Vrouwen uit de geschiedenis van Bolsward
De commissie heeft gekozen voor het thema `Vrouwen uit de geschiedenis
van Bolsward'. Advies en informatie is gevraagd bij de verschillende
liefdesgestichten in Bolsward en een kenner van de Bolswarder historie.

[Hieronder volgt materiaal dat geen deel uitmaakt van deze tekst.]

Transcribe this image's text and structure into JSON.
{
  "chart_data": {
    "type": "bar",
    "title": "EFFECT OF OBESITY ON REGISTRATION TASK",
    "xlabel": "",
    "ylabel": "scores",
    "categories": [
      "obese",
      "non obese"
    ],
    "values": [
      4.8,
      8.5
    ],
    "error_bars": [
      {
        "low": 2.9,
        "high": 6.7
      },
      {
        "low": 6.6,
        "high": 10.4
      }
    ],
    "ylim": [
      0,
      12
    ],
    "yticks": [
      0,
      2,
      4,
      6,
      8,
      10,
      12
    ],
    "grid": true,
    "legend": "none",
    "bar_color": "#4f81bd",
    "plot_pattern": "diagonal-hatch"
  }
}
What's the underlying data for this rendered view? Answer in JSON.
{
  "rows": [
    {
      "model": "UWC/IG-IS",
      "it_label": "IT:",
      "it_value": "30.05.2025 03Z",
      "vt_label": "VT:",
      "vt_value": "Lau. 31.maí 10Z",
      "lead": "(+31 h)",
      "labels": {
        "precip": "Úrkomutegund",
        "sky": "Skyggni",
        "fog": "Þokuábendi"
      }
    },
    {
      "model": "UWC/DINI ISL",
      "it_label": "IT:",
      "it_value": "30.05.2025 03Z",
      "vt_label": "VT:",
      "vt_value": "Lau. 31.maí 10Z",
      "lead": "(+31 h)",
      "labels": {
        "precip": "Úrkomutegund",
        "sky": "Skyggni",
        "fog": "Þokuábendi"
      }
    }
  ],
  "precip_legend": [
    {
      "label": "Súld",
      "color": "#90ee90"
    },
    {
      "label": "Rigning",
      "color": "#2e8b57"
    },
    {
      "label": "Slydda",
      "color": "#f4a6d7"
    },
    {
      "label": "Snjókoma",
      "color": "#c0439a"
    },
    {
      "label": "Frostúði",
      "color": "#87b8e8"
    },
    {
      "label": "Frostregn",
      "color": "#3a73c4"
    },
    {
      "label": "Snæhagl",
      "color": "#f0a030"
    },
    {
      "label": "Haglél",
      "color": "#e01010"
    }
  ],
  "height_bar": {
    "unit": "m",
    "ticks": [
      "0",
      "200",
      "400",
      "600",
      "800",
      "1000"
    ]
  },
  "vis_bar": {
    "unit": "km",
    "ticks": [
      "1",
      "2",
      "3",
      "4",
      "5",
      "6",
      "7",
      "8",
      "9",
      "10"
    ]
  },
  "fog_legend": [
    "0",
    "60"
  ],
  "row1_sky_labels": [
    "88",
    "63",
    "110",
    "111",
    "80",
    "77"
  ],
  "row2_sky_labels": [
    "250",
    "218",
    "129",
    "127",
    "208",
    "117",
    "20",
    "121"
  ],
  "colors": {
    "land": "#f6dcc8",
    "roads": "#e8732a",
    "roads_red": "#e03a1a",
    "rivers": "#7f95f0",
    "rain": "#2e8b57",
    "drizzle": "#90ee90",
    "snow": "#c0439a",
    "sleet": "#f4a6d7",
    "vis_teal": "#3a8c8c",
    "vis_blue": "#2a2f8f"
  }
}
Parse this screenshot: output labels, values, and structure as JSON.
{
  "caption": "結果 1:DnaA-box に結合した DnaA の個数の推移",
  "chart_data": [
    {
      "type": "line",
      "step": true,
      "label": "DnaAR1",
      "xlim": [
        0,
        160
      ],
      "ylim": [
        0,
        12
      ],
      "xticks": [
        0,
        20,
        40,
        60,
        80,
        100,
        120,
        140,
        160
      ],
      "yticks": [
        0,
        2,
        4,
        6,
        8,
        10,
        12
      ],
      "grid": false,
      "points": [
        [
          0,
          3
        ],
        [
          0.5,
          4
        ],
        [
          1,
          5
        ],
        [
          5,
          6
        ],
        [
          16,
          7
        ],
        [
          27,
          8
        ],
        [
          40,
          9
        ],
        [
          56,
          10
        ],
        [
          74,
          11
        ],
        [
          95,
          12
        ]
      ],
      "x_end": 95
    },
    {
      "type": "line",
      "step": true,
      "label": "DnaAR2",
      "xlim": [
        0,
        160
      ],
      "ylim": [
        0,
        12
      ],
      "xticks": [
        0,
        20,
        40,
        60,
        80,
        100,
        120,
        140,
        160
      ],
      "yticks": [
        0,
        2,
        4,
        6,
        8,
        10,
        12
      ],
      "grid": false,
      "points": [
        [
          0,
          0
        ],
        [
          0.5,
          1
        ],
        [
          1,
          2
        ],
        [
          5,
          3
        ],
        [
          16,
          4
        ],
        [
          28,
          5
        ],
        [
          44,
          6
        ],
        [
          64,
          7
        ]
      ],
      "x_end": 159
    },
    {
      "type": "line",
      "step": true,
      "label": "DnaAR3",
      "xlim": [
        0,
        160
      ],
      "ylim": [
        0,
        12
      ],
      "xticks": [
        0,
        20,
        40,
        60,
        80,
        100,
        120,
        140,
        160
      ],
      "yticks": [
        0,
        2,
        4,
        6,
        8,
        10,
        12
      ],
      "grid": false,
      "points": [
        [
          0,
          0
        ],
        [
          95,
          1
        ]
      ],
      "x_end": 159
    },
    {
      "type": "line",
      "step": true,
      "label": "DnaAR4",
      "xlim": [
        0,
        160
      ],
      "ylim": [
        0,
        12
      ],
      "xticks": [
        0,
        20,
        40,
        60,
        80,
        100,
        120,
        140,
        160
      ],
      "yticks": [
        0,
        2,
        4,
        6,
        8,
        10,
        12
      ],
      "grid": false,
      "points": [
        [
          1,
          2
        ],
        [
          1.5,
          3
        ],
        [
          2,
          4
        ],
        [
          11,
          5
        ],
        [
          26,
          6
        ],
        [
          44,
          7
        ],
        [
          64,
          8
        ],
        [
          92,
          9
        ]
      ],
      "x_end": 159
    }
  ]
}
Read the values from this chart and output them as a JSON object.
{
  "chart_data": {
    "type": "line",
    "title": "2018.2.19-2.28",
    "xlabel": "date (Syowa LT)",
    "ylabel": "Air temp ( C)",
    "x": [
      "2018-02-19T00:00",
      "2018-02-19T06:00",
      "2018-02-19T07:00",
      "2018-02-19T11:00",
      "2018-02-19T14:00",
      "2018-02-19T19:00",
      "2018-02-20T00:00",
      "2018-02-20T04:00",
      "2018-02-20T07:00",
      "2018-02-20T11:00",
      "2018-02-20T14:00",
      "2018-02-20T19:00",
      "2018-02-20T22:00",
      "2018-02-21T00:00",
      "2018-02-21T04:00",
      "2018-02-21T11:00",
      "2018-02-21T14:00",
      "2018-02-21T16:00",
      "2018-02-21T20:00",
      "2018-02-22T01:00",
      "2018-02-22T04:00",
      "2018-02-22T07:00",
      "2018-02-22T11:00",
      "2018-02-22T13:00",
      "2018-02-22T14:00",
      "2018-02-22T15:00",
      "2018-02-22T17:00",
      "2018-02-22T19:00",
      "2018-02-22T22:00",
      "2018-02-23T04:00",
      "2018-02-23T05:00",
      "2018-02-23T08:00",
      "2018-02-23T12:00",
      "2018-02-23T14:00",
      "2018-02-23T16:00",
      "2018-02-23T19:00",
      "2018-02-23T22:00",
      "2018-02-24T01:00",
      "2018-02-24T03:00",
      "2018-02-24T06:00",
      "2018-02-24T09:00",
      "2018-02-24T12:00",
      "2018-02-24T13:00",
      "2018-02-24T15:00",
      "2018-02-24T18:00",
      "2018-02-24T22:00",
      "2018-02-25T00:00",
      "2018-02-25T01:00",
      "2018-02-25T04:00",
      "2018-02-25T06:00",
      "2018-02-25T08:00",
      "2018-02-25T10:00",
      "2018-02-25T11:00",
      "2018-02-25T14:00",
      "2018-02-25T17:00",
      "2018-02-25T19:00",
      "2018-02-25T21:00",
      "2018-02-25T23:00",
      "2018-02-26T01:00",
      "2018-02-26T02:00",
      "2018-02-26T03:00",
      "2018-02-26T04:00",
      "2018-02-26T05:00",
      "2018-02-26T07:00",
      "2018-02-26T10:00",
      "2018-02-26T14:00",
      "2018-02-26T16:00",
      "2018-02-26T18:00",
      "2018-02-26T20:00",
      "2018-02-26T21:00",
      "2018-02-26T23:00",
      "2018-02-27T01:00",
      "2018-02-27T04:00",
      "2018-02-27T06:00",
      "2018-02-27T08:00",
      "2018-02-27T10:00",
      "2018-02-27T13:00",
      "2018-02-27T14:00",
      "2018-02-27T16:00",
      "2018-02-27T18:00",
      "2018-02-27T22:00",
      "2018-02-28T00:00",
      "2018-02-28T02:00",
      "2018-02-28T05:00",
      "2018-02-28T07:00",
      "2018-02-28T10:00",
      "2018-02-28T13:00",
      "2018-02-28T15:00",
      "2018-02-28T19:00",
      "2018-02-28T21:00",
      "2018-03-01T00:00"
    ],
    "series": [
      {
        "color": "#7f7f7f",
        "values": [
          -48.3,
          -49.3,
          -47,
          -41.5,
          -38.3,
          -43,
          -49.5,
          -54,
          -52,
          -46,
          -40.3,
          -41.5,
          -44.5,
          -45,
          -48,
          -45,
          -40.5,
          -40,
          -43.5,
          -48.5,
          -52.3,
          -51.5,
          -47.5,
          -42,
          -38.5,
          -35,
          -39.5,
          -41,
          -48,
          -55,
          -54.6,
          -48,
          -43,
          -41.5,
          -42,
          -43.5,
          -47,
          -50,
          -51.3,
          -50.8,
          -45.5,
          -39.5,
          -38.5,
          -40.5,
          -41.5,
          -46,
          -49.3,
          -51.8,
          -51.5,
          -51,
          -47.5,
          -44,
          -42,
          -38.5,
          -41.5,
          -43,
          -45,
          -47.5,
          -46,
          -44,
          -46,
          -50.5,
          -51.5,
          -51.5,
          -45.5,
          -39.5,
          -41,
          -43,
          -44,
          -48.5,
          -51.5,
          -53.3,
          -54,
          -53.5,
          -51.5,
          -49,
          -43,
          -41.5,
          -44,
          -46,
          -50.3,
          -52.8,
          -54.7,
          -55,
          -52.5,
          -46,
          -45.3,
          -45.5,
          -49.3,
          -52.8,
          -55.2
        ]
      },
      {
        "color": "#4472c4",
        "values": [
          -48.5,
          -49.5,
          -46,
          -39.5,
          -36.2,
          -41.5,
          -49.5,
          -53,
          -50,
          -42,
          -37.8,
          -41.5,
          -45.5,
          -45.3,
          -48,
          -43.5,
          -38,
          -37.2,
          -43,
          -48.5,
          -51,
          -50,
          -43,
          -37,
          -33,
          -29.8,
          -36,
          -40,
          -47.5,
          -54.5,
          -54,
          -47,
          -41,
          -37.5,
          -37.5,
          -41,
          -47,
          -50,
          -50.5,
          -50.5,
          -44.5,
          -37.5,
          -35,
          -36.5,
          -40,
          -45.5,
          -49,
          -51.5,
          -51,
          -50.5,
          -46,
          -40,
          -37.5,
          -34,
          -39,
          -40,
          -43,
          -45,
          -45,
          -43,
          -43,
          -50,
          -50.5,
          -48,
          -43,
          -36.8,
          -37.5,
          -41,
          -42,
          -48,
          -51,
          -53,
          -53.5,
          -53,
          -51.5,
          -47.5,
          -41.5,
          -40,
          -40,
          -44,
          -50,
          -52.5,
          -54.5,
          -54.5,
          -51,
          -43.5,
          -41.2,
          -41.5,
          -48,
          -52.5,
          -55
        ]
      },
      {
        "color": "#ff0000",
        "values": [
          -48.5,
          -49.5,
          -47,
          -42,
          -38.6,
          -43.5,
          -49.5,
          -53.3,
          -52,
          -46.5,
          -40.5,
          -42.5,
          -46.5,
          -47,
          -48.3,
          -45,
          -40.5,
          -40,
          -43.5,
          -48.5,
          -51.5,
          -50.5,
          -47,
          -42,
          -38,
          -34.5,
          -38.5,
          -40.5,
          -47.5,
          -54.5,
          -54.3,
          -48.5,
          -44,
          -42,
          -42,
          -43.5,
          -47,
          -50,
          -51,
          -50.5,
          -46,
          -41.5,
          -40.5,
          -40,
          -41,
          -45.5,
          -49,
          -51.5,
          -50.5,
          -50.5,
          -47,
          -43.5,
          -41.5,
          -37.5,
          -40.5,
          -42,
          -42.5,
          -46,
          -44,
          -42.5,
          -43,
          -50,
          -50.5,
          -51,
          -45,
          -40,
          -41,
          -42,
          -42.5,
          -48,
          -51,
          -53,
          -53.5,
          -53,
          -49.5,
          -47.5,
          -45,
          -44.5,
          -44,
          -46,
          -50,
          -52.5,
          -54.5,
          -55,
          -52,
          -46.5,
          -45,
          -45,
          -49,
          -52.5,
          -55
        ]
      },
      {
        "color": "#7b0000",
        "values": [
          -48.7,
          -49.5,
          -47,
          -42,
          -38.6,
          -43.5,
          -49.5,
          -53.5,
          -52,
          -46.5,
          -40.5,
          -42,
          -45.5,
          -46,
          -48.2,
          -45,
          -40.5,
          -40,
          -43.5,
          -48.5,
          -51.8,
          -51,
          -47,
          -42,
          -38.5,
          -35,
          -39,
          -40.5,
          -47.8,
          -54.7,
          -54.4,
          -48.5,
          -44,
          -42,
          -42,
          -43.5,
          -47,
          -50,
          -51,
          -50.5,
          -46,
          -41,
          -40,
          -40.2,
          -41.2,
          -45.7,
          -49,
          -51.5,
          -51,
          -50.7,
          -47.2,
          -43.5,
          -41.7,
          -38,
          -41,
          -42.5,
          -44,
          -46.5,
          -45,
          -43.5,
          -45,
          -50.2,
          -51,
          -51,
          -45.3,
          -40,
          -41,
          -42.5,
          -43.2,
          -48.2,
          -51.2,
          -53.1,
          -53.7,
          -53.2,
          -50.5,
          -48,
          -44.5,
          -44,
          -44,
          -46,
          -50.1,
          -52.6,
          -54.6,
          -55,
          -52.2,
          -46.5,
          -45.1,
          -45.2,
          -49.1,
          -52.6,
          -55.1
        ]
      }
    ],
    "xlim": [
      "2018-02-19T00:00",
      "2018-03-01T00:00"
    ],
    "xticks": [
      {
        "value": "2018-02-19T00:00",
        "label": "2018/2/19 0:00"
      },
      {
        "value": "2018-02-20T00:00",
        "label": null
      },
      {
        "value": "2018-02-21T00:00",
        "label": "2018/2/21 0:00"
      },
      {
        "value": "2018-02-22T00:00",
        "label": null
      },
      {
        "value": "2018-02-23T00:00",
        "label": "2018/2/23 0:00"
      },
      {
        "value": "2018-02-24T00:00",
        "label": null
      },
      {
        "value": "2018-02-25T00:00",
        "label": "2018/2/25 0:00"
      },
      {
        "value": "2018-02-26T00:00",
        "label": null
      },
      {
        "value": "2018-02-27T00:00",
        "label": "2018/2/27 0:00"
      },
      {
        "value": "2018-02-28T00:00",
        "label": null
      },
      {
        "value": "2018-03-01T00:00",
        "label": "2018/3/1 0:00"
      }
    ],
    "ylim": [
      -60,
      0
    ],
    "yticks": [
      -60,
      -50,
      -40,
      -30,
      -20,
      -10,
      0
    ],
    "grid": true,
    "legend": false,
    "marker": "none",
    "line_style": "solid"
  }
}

Het blijkt dat voornamen van vrouwen niet veel voorkomen in de
geschiedenis. Zodra er wel een naam opduikt is dit vaak aangegeven met
`wijf van' / `dochter van'.
Uiteindelijk is de commissie tot zes straatnamen en twee brugnamen
gekomen:
Catrijn Epes(singel)
Catrijn Epes overleed in 1513. Catrijn Epes bepaalde in een testament
van 16 oktober 1511, dat haar woonhuis, na haar dood, zou worden
ingericht als Armhuis. Daarvoor stelde ze het gebouw en geld
beschikbaar. Voor zover bekend is dit het eerste burgerinitiatief voor
de Bolswarder armenzorg. Het woonhuis stond op de hoek van de
Kerkstraat en de Broerestraat. In dit pand is in 1522 het
Stadsarmenhuis ingericht door de echtgenoot van Catrijn Epes, Hendrick
Nannes. Het stadsarmenhuis bood in een tijd dat (nog) geen
overheidssteun bestond, onderdak aan personen zonder inkomen door
ziekte, handicap of andere persoonlijke omstandigheden. De armenvoogden
bepaalden wie in aanmerking kwam voor ondersteuning. Daarnaast lenigde
men de nood door het uitdelen van weekgeld, voedsel en, in de winter,
turven. In 1861 werd het oorspronkelijke Armhuis vervangen door een
nieuw en groter gebouw, dat er nog steeds staat.
Rinck Baukes(straat)
Vanaf 1522 was de wezenzorg binnen de stad Bolsward officieel geregeld
en werden de weeskinderen ondergebracht in het door Hendrick Nannes en
Catrijn Epes gestichte armhuis. Omdat de combinatie van veelal
behoeftige bejaarden en jonge weeskinderen verre van ideaal was te
noemen werd de behoefte gevoeld aan een afzonderlijk weeshuis. In 1553
werd hiertoe het initiatief genomen door Hid Hero, weduwe van Nanne
Reins, die een deel van haar vermogen besteedde aan de bouw van een
weeshuis. Door haar toedoen hebben de Bolswarder weeskinderen gedurende
400 jaar, in 1953 werd het weeshuis gesloten, onderdak, voeding,
kleding, opvoeding en scholing genoten. Rinck Baukes was moeder in het
weeshuis rond 1590.
Tecla Hessels(straat)
Tecla Hessels was rond 1510 een lekenzuster (kloosterlinge die
huishoudelijk werk verricht) in het Oegeklooster, Ogaclaster of
Mariënpoort bij Hartwerd. Dit was een vrouwenklooster van de derde orde
van Sint Franciscus (Grauwe Begijnen) van 1411-1572. Oorspronkelijk een
uithof van Bloemkamp en in 1411 verhuurd aan de tertiarissen. Het
klooster werd alleen door vrouwen bewoond en kon zich niet verdedigen
tegen aanvallen van rondzwervende krijgsbenden. Het klooster is dan ook
verscheidene malen geplunderd, in brand gestoken.
Lysbet Lubberts(straat)
In 1524 moeder van het convent in den Heilighe Geest.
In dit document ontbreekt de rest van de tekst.